– Ankan Biswas and Supratim Ray
Meditation is known to change brain oscillations – brain waves that neurons generate when they fire together at certain frequencies. Scientists had previously shown that slower oscillations such as theta (4-8 Hz) and alpha (8-12 Hz) have more power, or are stronger, in meditators. More recently, studies have shown that long-term meditators have higher power in the gamma range (30-80 Hz) as well. However, this elevated gamma-band activity is “broadband,” which means elevated power in a broad frequency range rather than appearing as a rhythm.
Simply viewing certain stimuli, such as oriented bars or black-and-white stripes called gratings, can induce oscillatory “narrowband” gamma oscillations in the visual cortex. Further, these stimulus-induced gamma oscillations weaken with ageing and the onset of some neurological disorders such as Alzheimer’s disease. But how meditation affects these gamma oscillations remains unknown.
To test this, researchers at the Centre for Neuroscience led by Supratim Ray partnered with Brahma Kumaris Rajyoga meditators, who meditate with open eyes.

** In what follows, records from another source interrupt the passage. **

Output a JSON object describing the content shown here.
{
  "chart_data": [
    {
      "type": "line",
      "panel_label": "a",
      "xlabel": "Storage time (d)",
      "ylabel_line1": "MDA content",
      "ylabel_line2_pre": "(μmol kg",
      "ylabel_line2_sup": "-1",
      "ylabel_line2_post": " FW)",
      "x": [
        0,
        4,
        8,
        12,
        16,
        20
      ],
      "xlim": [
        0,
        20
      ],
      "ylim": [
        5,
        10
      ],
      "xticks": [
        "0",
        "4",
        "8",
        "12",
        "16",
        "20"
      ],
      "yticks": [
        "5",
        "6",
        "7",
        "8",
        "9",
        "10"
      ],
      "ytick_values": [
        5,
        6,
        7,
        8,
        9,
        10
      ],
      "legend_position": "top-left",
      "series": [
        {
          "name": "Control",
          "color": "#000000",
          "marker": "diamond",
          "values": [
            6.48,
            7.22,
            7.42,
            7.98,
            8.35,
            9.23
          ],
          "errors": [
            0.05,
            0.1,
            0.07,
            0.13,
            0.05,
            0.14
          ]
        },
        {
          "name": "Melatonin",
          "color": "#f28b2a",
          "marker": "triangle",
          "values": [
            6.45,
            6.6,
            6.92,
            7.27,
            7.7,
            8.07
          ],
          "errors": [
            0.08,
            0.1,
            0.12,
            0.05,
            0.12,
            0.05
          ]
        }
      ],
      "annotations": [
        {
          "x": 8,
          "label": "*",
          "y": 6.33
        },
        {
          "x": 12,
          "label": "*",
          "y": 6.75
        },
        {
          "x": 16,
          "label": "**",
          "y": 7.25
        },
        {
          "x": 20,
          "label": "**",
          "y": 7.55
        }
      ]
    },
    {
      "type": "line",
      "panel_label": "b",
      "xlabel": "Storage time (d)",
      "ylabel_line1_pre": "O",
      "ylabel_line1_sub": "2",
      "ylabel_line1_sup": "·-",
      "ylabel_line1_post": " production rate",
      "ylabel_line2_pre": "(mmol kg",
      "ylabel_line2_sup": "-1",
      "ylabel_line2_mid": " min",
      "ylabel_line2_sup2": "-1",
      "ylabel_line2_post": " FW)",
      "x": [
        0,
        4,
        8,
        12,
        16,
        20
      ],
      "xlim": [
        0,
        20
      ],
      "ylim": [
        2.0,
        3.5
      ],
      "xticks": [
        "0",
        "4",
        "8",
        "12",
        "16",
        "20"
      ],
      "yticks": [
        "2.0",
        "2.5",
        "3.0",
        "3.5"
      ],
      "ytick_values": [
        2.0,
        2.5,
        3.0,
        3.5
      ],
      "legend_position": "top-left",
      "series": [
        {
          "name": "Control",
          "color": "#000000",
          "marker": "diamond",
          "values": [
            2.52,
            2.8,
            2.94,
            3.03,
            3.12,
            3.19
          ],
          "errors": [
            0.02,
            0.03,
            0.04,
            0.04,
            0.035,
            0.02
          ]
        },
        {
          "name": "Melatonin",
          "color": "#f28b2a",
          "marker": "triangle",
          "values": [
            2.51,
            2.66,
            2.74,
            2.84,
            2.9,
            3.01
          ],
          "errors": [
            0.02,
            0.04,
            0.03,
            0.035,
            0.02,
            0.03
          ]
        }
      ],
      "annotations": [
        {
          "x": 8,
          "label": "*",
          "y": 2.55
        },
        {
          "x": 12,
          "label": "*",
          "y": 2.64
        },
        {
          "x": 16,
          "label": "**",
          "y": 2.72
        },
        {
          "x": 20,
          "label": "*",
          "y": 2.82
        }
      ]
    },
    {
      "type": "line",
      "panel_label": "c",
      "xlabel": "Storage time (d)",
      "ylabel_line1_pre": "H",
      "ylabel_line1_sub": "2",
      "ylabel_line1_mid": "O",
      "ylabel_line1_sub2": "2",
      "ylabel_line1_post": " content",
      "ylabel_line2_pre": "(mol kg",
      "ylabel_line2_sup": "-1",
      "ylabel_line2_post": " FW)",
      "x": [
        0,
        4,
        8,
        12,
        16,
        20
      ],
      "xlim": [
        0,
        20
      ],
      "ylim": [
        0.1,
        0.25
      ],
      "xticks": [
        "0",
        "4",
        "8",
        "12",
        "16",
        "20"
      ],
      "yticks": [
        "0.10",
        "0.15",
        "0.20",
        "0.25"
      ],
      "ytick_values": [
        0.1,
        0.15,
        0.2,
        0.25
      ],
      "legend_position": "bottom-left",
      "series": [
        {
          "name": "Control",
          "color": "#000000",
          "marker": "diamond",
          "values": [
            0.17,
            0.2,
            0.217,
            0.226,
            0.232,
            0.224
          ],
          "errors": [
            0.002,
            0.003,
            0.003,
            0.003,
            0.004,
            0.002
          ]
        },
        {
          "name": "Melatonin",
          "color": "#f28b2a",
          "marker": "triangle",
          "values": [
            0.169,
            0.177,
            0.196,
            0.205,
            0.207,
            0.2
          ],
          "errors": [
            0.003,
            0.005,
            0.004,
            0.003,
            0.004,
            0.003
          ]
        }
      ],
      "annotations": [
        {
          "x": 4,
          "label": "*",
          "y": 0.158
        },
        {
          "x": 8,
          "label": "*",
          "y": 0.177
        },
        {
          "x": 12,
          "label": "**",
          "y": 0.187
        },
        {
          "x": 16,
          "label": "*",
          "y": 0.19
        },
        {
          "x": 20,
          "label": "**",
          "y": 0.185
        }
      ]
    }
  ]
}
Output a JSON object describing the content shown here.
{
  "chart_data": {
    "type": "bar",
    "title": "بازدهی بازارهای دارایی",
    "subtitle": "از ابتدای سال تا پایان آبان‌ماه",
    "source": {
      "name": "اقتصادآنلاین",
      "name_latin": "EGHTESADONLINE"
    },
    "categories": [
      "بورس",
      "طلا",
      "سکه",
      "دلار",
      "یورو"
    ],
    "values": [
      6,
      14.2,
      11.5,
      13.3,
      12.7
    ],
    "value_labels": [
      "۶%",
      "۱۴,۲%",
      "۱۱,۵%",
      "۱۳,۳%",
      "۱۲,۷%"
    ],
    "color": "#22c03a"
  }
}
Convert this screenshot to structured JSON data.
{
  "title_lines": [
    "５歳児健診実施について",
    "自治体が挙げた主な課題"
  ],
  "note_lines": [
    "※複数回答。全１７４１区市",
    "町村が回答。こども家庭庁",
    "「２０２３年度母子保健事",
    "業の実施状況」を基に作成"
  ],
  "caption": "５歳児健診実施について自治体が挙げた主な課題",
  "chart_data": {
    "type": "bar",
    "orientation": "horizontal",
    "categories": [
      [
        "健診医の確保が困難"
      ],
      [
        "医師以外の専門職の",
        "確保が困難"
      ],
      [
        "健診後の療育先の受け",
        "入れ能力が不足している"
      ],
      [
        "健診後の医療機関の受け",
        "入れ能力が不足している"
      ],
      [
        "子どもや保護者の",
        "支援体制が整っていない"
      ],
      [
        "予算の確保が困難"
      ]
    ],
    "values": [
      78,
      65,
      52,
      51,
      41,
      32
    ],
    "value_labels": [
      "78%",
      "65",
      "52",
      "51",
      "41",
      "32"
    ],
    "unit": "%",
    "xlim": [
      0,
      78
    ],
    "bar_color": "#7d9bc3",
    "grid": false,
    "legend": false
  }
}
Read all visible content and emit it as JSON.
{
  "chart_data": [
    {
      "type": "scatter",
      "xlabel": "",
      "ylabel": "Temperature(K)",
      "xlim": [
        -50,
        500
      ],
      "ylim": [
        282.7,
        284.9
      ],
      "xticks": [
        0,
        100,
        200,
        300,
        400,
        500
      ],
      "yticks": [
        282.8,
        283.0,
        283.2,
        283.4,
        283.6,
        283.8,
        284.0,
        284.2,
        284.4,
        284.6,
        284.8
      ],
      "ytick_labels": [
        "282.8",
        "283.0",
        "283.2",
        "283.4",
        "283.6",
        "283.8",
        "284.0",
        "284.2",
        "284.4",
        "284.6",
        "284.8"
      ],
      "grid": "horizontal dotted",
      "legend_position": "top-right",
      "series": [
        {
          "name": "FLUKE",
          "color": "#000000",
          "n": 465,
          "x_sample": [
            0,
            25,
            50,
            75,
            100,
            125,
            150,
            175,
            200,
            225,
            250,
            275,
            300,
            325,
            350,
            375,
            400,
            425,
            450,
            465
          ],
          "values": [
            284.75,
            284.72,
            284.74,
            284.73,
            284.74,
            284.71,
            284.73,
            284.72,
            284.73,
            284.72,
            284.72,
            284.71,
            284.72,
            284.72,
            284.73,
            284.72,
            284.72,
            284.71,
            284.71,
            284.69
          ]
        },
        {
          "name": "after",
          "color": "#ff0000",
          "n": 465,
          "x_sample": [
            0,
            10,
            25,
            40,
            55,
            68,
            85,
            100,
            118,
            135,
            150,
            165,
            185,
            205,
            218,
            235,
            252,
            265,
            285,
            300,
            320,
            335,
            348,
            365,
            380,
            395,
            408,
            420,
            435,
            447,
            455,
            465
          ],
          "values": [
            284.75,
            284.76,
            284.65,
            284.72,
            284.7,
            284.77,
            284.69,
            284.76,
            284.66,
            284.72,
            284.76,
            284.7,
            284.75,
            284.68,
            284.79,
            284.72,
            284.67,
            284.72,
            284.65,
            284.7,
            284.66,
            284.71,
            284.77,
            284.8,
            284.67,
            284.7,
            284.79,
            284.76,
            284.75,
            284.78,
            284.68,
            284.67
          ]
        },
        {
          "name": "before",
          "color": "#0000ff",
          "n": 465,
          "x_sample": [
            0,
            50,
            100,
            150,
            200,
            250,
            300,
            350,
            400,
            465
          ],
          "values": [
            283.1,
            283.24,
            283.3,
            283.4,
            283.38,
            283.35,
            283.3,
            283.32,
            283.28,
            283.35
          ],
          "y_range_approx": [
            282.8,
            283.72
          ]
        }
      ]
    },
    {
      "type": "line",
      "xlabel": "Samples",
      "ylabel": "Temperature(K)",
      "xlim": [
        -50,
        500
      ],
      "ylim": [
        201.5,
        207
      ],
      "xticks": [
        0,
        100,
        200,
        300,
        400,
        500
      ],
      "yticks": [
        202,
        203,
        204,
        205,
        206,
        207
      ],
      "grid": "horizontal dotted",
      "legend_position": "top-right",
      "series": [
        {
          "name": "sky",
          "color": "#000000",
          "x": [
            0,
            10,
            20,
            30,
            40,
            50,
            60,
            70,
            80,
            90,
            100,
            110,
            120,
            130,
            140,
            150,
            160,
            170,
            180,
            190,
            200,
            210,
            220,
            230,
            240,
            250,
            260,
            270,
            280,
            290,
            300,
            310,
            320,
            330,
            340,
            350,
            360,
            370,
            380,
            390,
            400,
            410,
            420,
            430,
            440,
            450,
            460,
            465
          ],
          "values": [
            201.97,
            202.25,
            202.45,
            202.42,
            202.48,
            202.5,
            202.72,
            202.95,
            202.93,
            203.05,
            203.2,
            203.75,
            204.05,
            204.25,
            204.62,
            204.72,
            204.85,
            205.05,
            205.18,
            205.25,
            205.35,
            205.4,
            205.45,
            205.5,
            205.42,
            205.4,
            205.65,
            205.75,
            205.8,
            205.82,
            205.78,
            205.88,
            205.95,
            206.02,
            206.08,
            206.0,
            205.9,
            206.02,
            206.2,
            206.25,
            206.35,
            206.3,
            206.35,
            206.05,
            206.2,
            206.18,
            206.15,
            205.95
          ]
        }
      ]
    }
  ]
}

They performed electroencephalography (EEG) – a non-invasive method to record brain activity – on the subjects as they viewed gratings before, after, and during meditation. They compared 30 age- and gender-matched pairs of experienced meditators (averaging over 10,000 hours of practice) with non-meditators. They found that meditators had stronger stimulus-induced gamma than controls. They also displayed “broadband gamma” reported in previous studies, which was prominent across frontal, temporal, and parietal regions in the brain. These two gamma signatures were statistically unrelated, suggesting that meditation enhances separate neural mechanisms. Additionally, meditators showed a steeper aperiodic spectral slope – a feature that flattens with ageing – consistent with stronger inhibitory circuitry.
Overall, long-term meditation appears to strengthen neural dynamics that weaken with ageing, raising the possibility that sustained practice could help build resilience against neurodegenerative decline.
Long-term meditators have stronger gamma oscillations. The time-frequency spectrograms (middle panel) display brain activity across different frequencies (vertical axis) as it unfolds over time (horizontal axis), with the color indicating power – warmer colors (red) represent stronger activity. The strong reddish band between the dashed lines (~24–34 Hz) depicts stimulus-induced gamma, which is stronger in meditators (left) than matched controls (right). Topoplots (rightmost panel) show that gamma is stronger over visual brain areas (occipital cortex) for the meditators compared to the controls (Image: Ankan Biswas)
REFERENCE:
Biswas A, Aggarwal S, Sharma K, Ray S, Simultaneous enhancement of stimulus-induced and stimulus-free gamma in open-eye meditators, Imaging Neuroscience (2026).